Case ID: f2d_383/html/0436-01.html
Source: Caselaw Access Project
Author: {"author": "\n      PER CURIAM:", "license": "Public Domain", "url": "https://static.case.law/"}
Date Created: 2024-08-24T03:29:51.129683

James Lane KENDALL, Appellant, v. John H. KLINGER, Superintendent, California Men’s Colony, Los Padres, California, Appellee.
    No. 21029.
    United States Court of Appeals Ninth Circuit.
    Aug. 11, 1967.
    Rehearing Denied Sept. 22, 1967.
    James Lane Kendall, San Gabriel, Cal., for appellant in pro. per.
    Thomas C. Lynch, Atty. Gen., Robert H. Francis, Deputy Atty. Gen., Los Angeles, Cal., for appellee.
    Before CHAMBERS, JOHNSEN and KOELSCH, Circuit Judges.
   PER CURIAM:

The appeal is dismissed as moot because the appellant has been released from state custody. See Parker v. Ellis, 362 U.S. 574, 80 S.Ct. 909, 4 L.Ed.2d 963.
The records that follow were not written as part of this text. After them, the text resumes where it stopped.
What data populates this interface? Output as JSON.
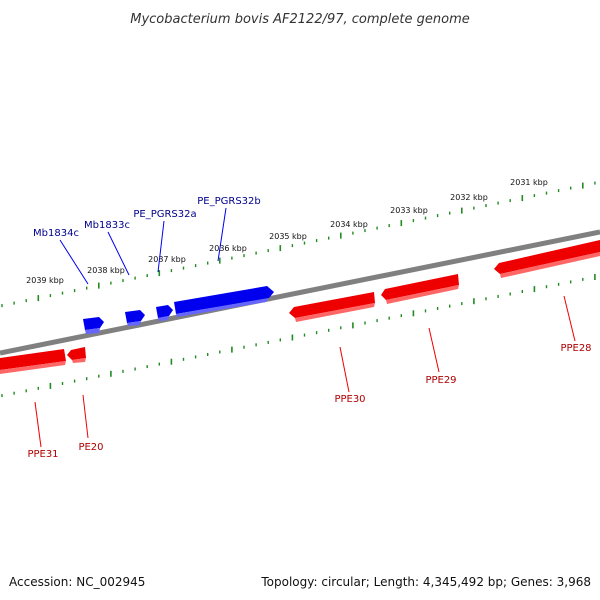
{
  "title": "Mycobacterium bovis AF2122/97, complete genome",
  "footer": {
    "accession": "Accession: NC_002945",
    "summary": "Topology: circular; Length: 4,345,492 bp; Genes: 3,968"
  },
  "colors": {
    "backbone": "#808080",
    "ticks": "#228b22",
    "reverse_strand": "#0000ee",
    "forward_strand": "#ee0000",
    "reverse_label": "#00008b",
    "forward_label": "#b00000"
  },
  "scale_labels": [
    "2031 kbp",
    "2032 kbp",
    "2033 kbp",
    "2034 kbp",
    "2035 kbp",
    "2036 kbp",
    "2037 kbp",
    "2038 kbp",
    "2039 kbp"
  ],
  "genes": [
    {
      "name": "Mb1834c",
      "strand": "reverse",
      "labeled": true
    },
    {
      "name": "Mb1833c",
      "strand": "reverse",
      "labeled": true
    },
    {
      "name": "PE_PGRS32a",
      "strand": "reverse",
      "labeled": true
    },
    {
      "name": "PE_PGRS32b",
      "strand": "reverse",
      "labeled": true
    },
    {
      "name": "PPE31",
      "strand": "forward",
      "labeled": true
    },
    {
      "name": "PE20",
      "strand": "forward",
      "labeled": true
    },
    {
      "name": "PPE30",
      "strand": "forward",
      "labeled": true
    },
    {
      "name": "PPE29",
      "strand": "forward",
      "labeled": true
    },
    {
      "name": "PPE28",
      "strand": "forward",
      "labeled": true
    }
  ]
}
Were we to pass over this point, which we cannot, it could be suggested to appellant that he has made no attack on the first of two convictions. Thus, civil rights to vote (which he now wants to vindicate here) could not be vindicated because of the first conviction, even if we could eradicate his second conviction.